The damage in SCI to the spinal cord may be complete or incomplete, depending on the site and degree of injury to the nerve fibres. Incomplete injury can result in movement and sensation abnormalities and a complete injury usually means total loss of movement and sensation – permanent paralysis.
SCI is a permanent and irreversible injury where prevention is the only cure.
More than 10,000 people in Australia have a spinal cord injury, many resulting in quadriplegia or paraplegia. The most common causes of SCI are accidents involving motor vehicle occupants and unprotected road users (including cyclists and pedestrians), as falls, sports injuries and violence. Men in particular are at risk accounting for over 80% of cases.
SCI is typically a young person’s disorder with people aged 15 to 24 being at the greatest risk.
Treatment of spinal cord injuries starts with restraining the spine and controlling inflammation to prevent further damage. The actual treatment can vary widely depending on the location and extent of the injury. In many cases, spinal cord injuries require substantial physical therapy and rehabilitation, especially if the patient’s injury interferes with activities of daily life.

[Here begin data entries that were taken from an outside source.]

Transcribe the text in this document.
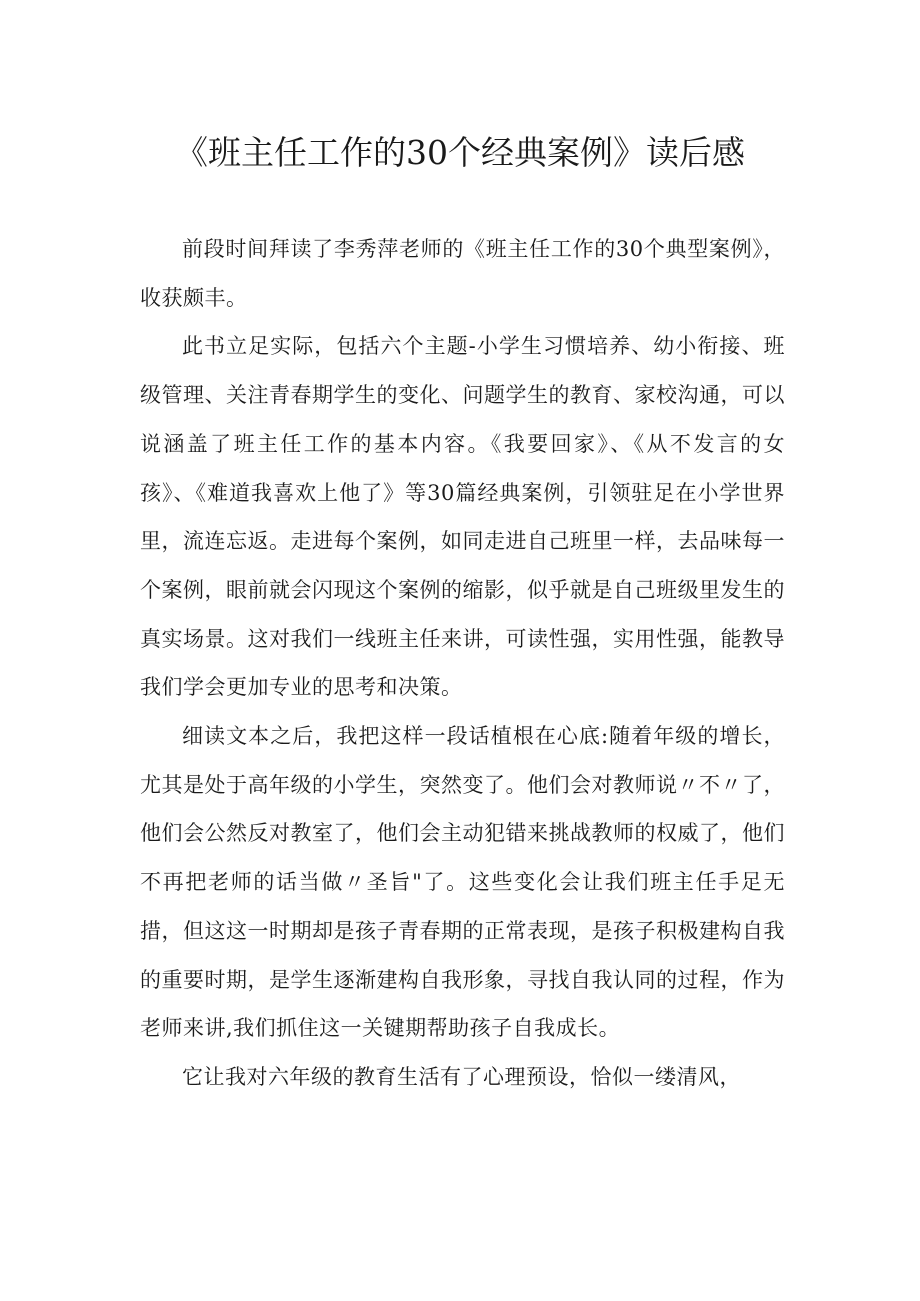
《班主任工作的30个经典案例》读后感

前段时间拜读了李秀萍老师的《班主任工作的30个典型案例》，收获颇丰。

此书立足实际，包括六个主题-小学生习惯培养、幼小衔接、班级管理、关注青春期学生的变化、问题学生的教育、家校沟通，可以说涵盖了班主任工作的基本内容。《我要回家》、《从不发言的女孩》、《难道我喜欢上他了》等30篇经典案例，引领驻足在小学世界里，流连忘返。走进每个案例，如同走进自己班里一样，去品味每一个案例，眼前就会闪现这个案例的缩影，似乎就是自己班级里发生的真实场景。这对我们一线班主任来讲，可读性强，实用性强，能教导我们学会更加专业的思考和决策。

细读文本之后，我把这样一段话植根在心底:随着年级的增长，尤其是处于高年级的小学生，突然变了。他们会对教师说〃不〃了，他们会公然反对教室了，他们会主动犯错来挑战教师的权威了，他们不再把老师的话当做〃圣旨"了。这些变化会让我们班主任手足无措，但这这一时期却是孩子青春期的正常表现，是孩子积极建构自我的重要时期，是学生逐渐建构自我形象，寻找自我认同的过程，作为老师来讲,我们抓住这一关键期帮助孩子自我成长。

它让我对六年级的教育生活有了心理预设，恰似一缕清风，
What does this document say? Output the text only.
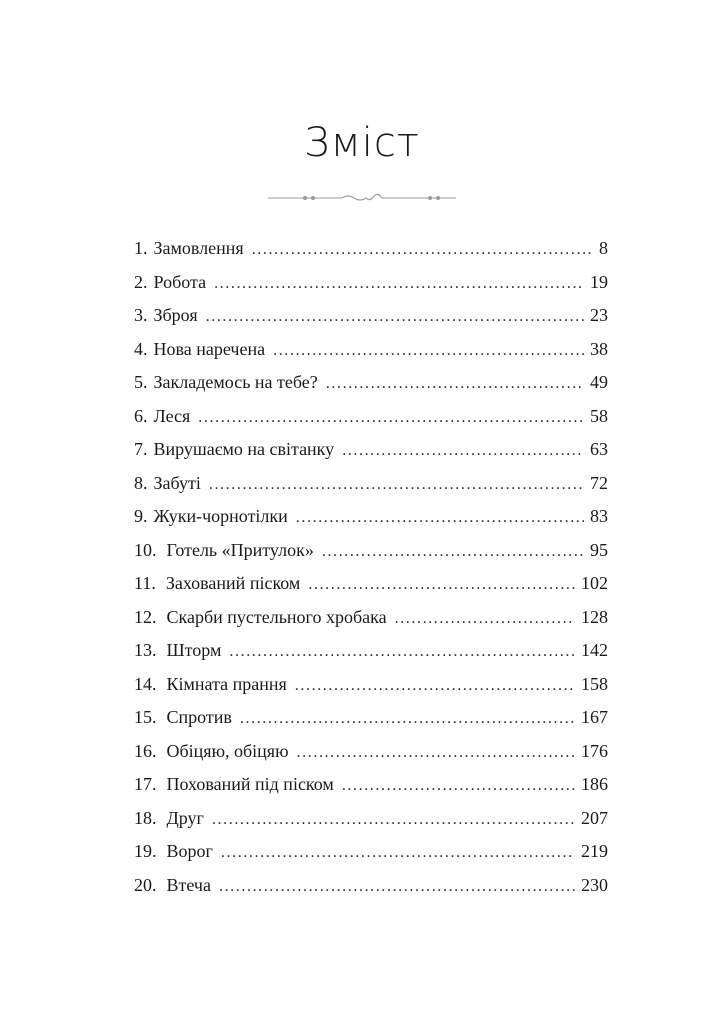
Зміст
1. Замовлення .....	8
2. Робота .....	19
3. Зброя .....	23
4. Нова наречена .....	38
5. Закладемось на тебе? .....	49
6. Леся .....	58
7. Вирушаємо на світанку .....	63
8. Забуті .....	72
9. Жуки-чорнотілки .....	83
10. Готель «Притулок» .....	95
11. Захований піском .....	102
12. Скарби пустельного хробака .....	128
13. Шторм .....	142
14. Кімната прання .....	158
15. Спротив .....	167
16. Обіцяю, обіцяю .....	176
17. Похований під піском .....	186
18. Друг .....	207
19. Ворог .....	219
20. Втеча .....	230
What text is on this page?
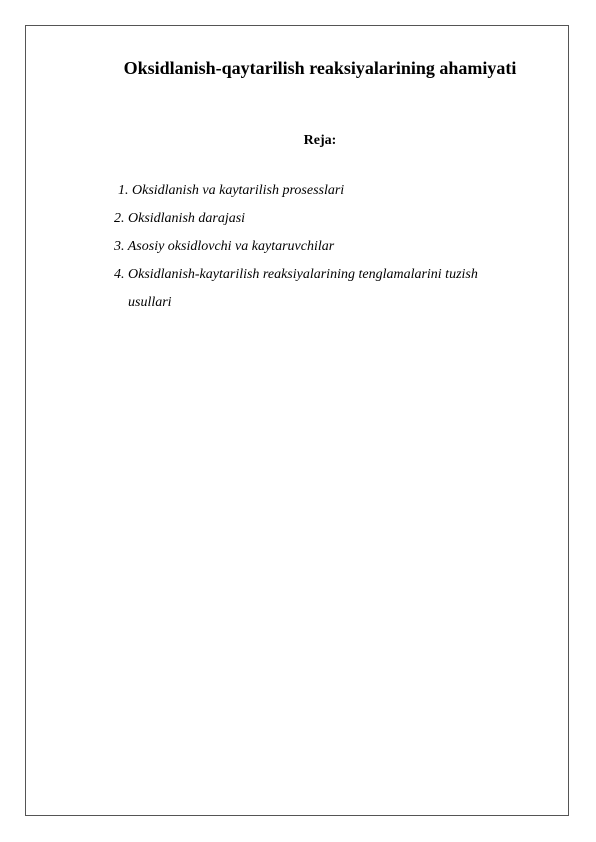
Oksidlanish-qaytarilish reaksiyalarining ahamiyati
Reja:
1. Oksidlanish va kaytarilish prosesslari
2. Oksidlanish darajasi
3. Asosiy oksidlovchi va kaytaruvchilar
4. Oksidlanish-kaytarilish reaksiyalarining tenglamalarini tuzish
usullari
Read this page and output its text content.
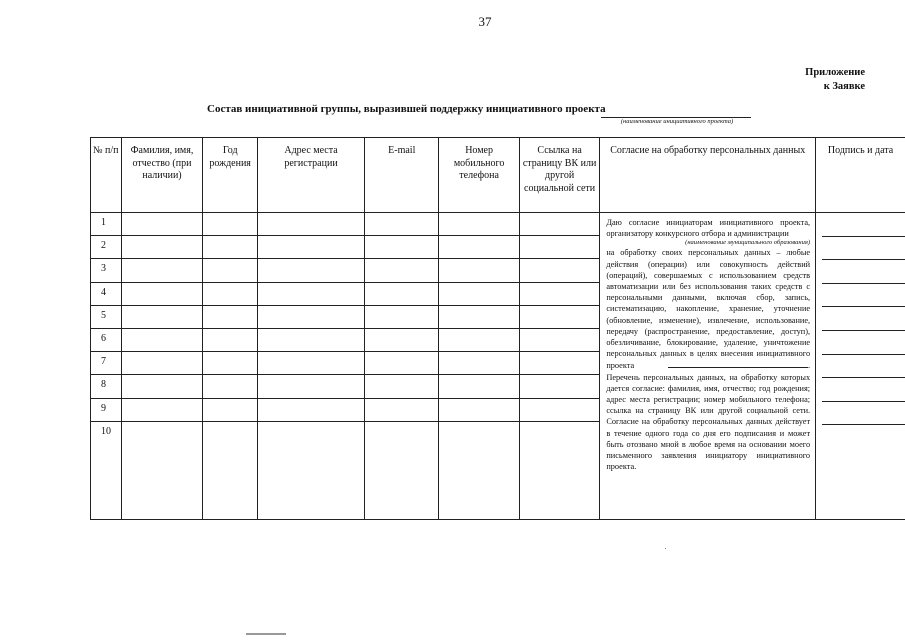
37
Приложение
к Заявке
Состав инициативной группы, выразившей поддержку инициативного проекта
(наименование инициативного проекта)
№ п/п	Фамилия, имя, отчество (при наличии)	Год рождения	Адрес места регистрации	E-mail	Номер мобильного телефона	Ссылка на страницу ВК или другой социальной сети	Согласие на обработку персональных данных	Подпись и дата
1							Даю согласие инициаторам инициативного проекта, организатору конкурсного отбора и администрации
(наименование муниципального образования)
на обработку своих персональных данных – любые действия (операции) или совокупность действий (операций), совершаемых с использованием средств автоматизации или без использования таких средств с персональными данными, включая сбор, запись, систематизацию, накопление, хранение, уточнение (обновление, изменение), извлечение, использование, передачу (распространение, предоставление, доступ), обезличивание, блокирование, удаление, уничтожение персональных данных в целях внесения инициативного проекта . Перечень персональных данных, на обработку которых дается согласие: фамилия, имя, отчество; год рождения; адрес места регистрации; номер мобильного телефона; ссылка на страницу ВК или другой социальной сети. Согласие на обработку персональных данных действует в течение одного года со дня его подписания и может быть отозвано мной в любое время на основании моего письменного заявления инициатору инициативного проекта.	

2								
3								
4								
5								
6								
7								
8								
9								
10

Some studies indicate that as many as one in four spinal cord injured persons deteriorate between the time of their injury and their final arrival in hospital. While some of this deterioration is due to the nature of the injury itself, particularly in the case of multiple or massive trauma, some of it reflects a failure to suspect that a spinal injury has occurred in the first place and to treat the injured person appropriately. If a suspected spinal cord injury is inappropriately or incompletely immobilised, handled, packaged or transported, further damage may well occur. Because of this, paramedics are increasingly trained in identifying spinal cord injury in a range of circumstances and taking action accordingly.
The first stage in the management of a suspected spinal cord injury follows the basic life support principles of resuscitation.
Research into new treatments for spinal cord injuries includes use of stem cells transplants, but this research, though encouraging, is still at an early stage.